Ovvio che, sul governo di tutto questo, si sia innescata una battaglia di potere. Che si interseca con quella per la guida di Confindustria Genova, sezione da sempre allineatissima con la gestione Montezemolo. I mandati dei due presidenti uscenti, Giovanni Novi all’Autorità Portuale e Marco Bisagno fra gli industriali, scadono quasi contemporaneamente, nelle prossime settimane, e i nomi dei loro successori sono ancora un rebus. La prima notizia è che, nonostante entrambi fossero al primo mandato, la loro conferma è tutt’altro che scontata. Anzi, nel caso del numero uno di Palazzo San Giorgio, sede dell’Autorità Portuale, è impossibile, per scelta dello stesso diretto interessato. Novi, signore d’altri tempi e broker fra i più quotati nel mondo dello shipping genovese, venne scelto quattro anni fa praticamente da tutti gli operatori portuali della città, al grido: «Uno di noi al potere». Poi, il feeling si è spezzato, a partire dalle differenti valutazioni sul waterfront di Renzo Piano, e ora il presidente è avversato da molti operatori.

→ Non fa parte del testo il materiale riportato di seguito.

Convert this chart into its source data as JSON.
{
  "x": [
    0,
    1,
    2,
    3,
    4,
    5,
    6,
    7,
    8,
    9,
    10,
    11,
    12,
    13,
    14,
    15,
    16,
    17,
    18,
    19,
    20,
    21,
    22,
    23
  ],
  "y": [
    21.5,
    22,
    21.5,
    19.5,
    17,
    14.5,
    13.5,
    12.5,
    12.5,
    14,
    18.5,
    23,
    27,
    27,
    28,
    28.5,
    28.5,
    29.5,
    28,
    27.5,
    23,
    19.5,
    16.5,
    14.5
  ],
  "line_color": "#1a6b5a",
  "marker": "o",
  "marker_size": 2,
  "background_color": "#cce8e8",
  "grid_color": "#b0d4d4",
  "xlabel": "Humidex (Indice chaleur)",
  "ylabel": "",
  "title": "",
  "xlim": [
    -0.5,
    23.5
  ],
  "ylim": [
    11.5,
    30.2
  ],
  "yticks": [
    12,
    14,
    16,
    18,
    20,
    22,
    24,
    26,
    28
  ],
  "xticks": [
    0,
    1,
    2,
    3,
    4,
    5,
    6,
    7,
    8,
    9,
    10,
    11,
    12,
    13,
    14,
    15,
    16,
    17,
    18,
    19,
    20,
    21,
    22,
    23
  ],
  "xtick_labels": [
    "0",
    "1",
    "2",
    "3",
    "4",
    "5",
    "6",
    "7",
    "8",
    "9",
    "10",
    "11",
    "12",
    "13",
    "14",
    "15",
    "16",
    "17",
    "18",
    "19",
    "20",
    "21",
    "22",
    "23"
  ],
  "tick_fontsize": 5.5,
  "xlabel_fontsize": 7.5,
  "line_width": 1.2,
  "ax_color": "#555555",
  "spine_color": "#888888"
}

Oggi, tutto è in alto mare. La Camera di commercio guidata da Paolo Odone - che può contare sull’appoggio pesante del presidente della Carige, Giovanni Berneschi, che ha stretto un patto di ferro con il nuovo presidente della Fondazione Carige Flavio Repetto, re del cioccolato e patron del gruppo Elah-Dufour-Novi - aveva puntato sul nome di Fabrizio Palenzona. Ma non abbastanza, visto che l’ha inserito addirittura in una terna, di fatto bruciandolo e incassando il no del diretto interessato. I terminalisti penserebbero all’assessore regionale ai Trasporti Luigi Merlo, enfant prodige della Margherita stimatissimo dal presidente della Regione Claudio Burlando. Confitarma pensa anche a un altro uomo vicino a Burlando, l’ex segretario regionale diessino Mario Margini, attualmente assessore comunale. Ma Marta Vincenzi, sindaco e diessina pure lei, però rivale storica di Burlando, ha tirato fuori un altro nome molto forte: Paolo Costa, veneziano, ex ministro dei Lavori Pubblici, intimo di Prodi, che potrebbe vincere il braccio di ferro. A patto che si scelga un segretario generale gradito agli operatori. E magari genovese.

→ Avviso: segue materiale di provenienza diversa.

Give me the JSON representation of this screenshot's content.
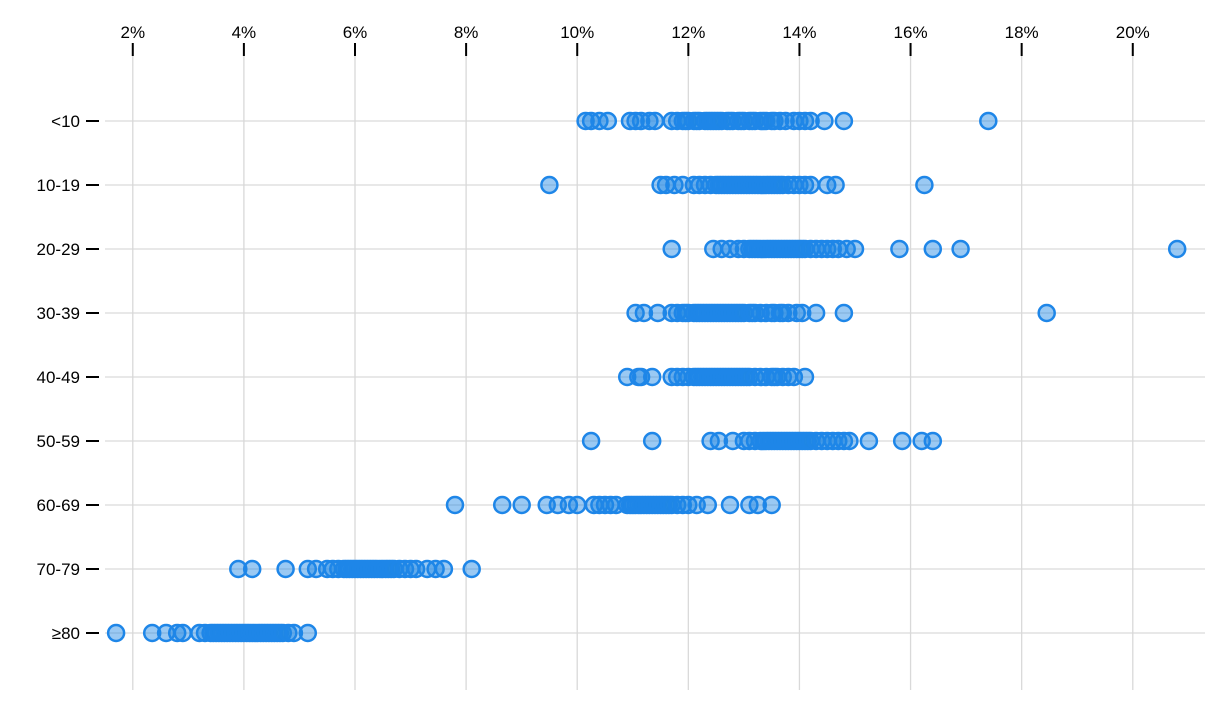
{
  "chart_data": {
    "type": "scatter",
    "variant": "strip-plot",
    "title": "",
    "subtitle": "",
    "xlabel": "",
    "ylabel": "",
    "legend": false,
    "grid": true,
    "background": "#ffffff",
    "x_axis": {
      "position": "top",
      "unit": "%",
      "range": [
        1.5,
        21.3
      ],
      "tick_values": [
        2,
        4,
        6,
        8,
        10,
        12,
        14,
        16,
        18,
        20
      ],
      "tick_labels": [
        "2%",
        "4%",
        "6%",
        "8%",
        "10%",
        "12%",
        "14%",
        "16%",
        "18%",
        "20%"
      ]
    },
    "y_axis": {
      "categories": [
        "<10",
        "10-19",
        "20-29",
        "30-39",
        "40-49",
        "50-59",
        "60-69",
        "70-79",
        "≥80"
      ]
    },
    "point_style": {
      "fill": "#1e88e5",
      "fill_opacity": 0.45,
      "stroke": "#1e86e8",
      "stroke_width": 2.5,
      "radius_px": 8
    },
    "colors": {
      "grid": "#d9d9d9",
      "tick": "#000000",
      "axis_text": "#000000",
      "point_blue": "#1e88e5"
    },
    "series": [
      {
        "category": "<10",
        "values": [
          10.15,
          10.25,
          10.4,
          10.55,
          10.95,
          11.05,
          11.15,
          11.3,
          11.4,
          11.7,
          11.8,
          11.9,
          11.95,
          12.0,
          12.1,
          12.15,
          12.2,
          12.3,
          12.35,
          12.4,
          12.45,
          12.5,
          12.55,
          12.6,
          12.7,
          12.75,
          12.8,
          12.9,
          12.95,
          13.0,
          13.1,
          13.15,
          13.2,
          13.3,
          13.35,
          13.4,
          13.5,
          13.55,
          13.65,
          13.75,
          13.9,
          14.0,
          14.1,
          14.2,
          14.45,
          14.8,
          17.4
        ]
      },
      {
        "category": "10-19",
        "values": [
          9.5,
          11.5,
          11.6,
          11.75,
          11.9,
          12.1,
          12.2,
          12.3,
          12.4,
          12.5,
          12.55,
          12.6,
          12.65,
          12.7,
          12.75,
          12.8,
          12.85,
          12.9,
          12.95,
          13.0,
          13.05,
          13.1,
          13.15,
          13.2,
          13.25,
          13.3,
          13.35,
          13.4,
          13.45,
          13.5,
          13.55,
          13.6,
          13.65,
          13.7,
          13.8,
          13.9,
          14.0,
          14.1,
          14.2,
          14.5,
          14.65,
          16.25
        ]
      },
      {
        "category": "20-29",
        "values": [
          11.7,
          12.45,
          12.6,
          12.75,
          12.9,
          13.0,
          13.1,
          13.15,
          13.2,
          13.25,
          13.3,
          13.35,
          13.4,
          13.45,
          13.5,
          13.55,
          13.6,
          13.65,
          13.7,
          13.75,
          13.8,
          13.85,
          13.9,
          13.95,
          14.0,
          14.05,
          14.1,
          14.2,
          14.3,
          14.4,
          14.5,
          14.6,
          14.7,
          14.85,
          15.0,
          15.8,
          16.4,
          16.9,
          20.8
        ]
      },
      {
        "category": "30-39",
        "values": [
          11.05,
          11.2,
          11.45,
          11.7,
          11.8,
          11.9,
          11.95,
          12.0,
          12.1,
          12.15,
          12.2,
          12.25,
          12.3,
          12.35,
          12.4,
          12.45,
          12.5,
          12.55,
          12.6,
          12.65,
          12.7,
          12.75,
          12.8,
          12.85,
          12.9,
          12.95,
          13.0,
          13.1,
          13.15,
          13.2,
          13.3,
          13.4,
          13.5,
          13.55,
          13.65,
          13.7,
          13.8,
          13.95,
          14.05,
          14.3,
          14.8,
          18.45
        ]
      },
      {
        "category": "40-49",
        "values": [
          10.9,
          11.1,
          11.15,
          11.35,
          11.7,
          11.8,
          11.9,
          12.0,
          12.1,
          12.15,
          12.2,
          12.25,
          12.3,
          12.35,
          12.4,
          12.45,
          12.5,
          12.55,
          12.6,
          12.65,
          12.7,
          12.75,
          12.8,
          12.85,
          12.9,
          12.95,
          13.0,
          13.05,
          13.1,
          13.2,
          13.3,
          13.4,
          13.5,
          13.55,
          13.6,
          13.7,
          13.8,
          13.9,
          14.1
        ]
      },
      {
        "category": "50-59",
        "values": [
          10.25,
          11.35,
          12.4,
          12.55,
          12.8,
          13.0,
          13.1,
          13.2,
          13.3,
          13.35,
          13.4,
          13.45,
          13.5,
          13.55,
          13.6,
          13.65,
          13.7,
          13.75,
          13.8,
          13.85,
          13.9,
          13.95,
          14.0,
          14.05,
          14.1,
          14.15,
          14.2,
          14.3,
          14.4,
          14.5,
          14.6,
          14.7,
          14.8,
          14.9,
          15.25,
          15.85,
          16.2,
          16.4
        ]
      },
      {
        "category": "60-69",
        "values": [
          7.8,
          8.65,
          9.0,
          9.45,
          9.65,
          9.85,
          10.0,
          10.3,
          10.4,
          10.5,
          10.6,
          10.7,
          10.9,
          10.95,
          11.0,
          11.05,
          11.1,
          11.15,
          11.2,
          11.25,
          11.3,
          11.35,
          11.4,
          11.45,
          11.5,
          11.55,
          11.6,
          11.65,
          11.7,
          11.8,
          11.9,
          12.0,
          12.15,
          12.35,
          12.75,
          13.1,
          13.25,
          13.5
        ]
      },
      {
        "category": "70-79",
        "values": [
          3.9,
          4.15,
          4.75,
          5.15,
          5.3,
          5.5,
          5.6,
          5.7,
          5.8,
          5.85,
          5.9,
          5.95,
          6.0,
          6.05,
          6.1,
          6.15,
          6.2,
          6.25,
          6.3,
          6.35,
          6.4,
          6.45,
          6.5,
          6.55,
          6.6,
          6.65,
          6.7,
          6.8,
          6.9,
          7.0,
          7.1,
          7.3,
          7.45,
          7.6,
          8.1
        ]
      },
      {
        "category": "≥80",
        "values": [
          1.7,
          2.35,
          2.6,
          2.8,
          2.9,
          3.2,
          3.3,
          3.4,
          3.45,
          3.5,
          3.55,
          3.6,
          3.65,
          3.7,
          3.75,
          3.8,
          3.85,
          3.9,
          3.95,
          4.0,
          4.05,
          4.1,
          4.15,
          4.2,
          4.25,
          4.3,
          4.35,
          4.4,
          4.45,
          4.5,
          4.55,
          4.6,
          4.65,
          4.7,
          4.8,
          4.9,
          5.15
        ]
      }
    ]
  }
}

La contesa è sanguinosa. Mai però come quella per la guida degli industriali. Che ha visto da un lato Marco Bisagno, uscente e patron dei Cantieri Mariotti; dall’altro Vittorio Malacalza, imprenditore siderurgico (e non solo) che ha appena venduto le sue aziende dell’acciaio a un colosso ucraino, in un settore sempre più globalizzato. Malacalza è sostenuto fortemente da Riccardo Garrone, sino ad ora padre-padrone di Confindustria Genova; Bisagno ha con sé il mondo del porto e la banca di Berneschi.

Le aziende di area pubblica, Finmeccanica di Pier Francesco Guarguaglini e Fincantieri di Giuseppe Bono, hanno appoggiato Remo Pertica, uomo Finmeccanica, pronti però a convergere su Malacalza. Le due cordate se le sono date dialetticamente di santa ragione e, per uscirne, si è dovuti arrivare addirittura al cambio dello statuto. Non è detto che basti.
Se fosse un romanzo, sarebbe decadentismo.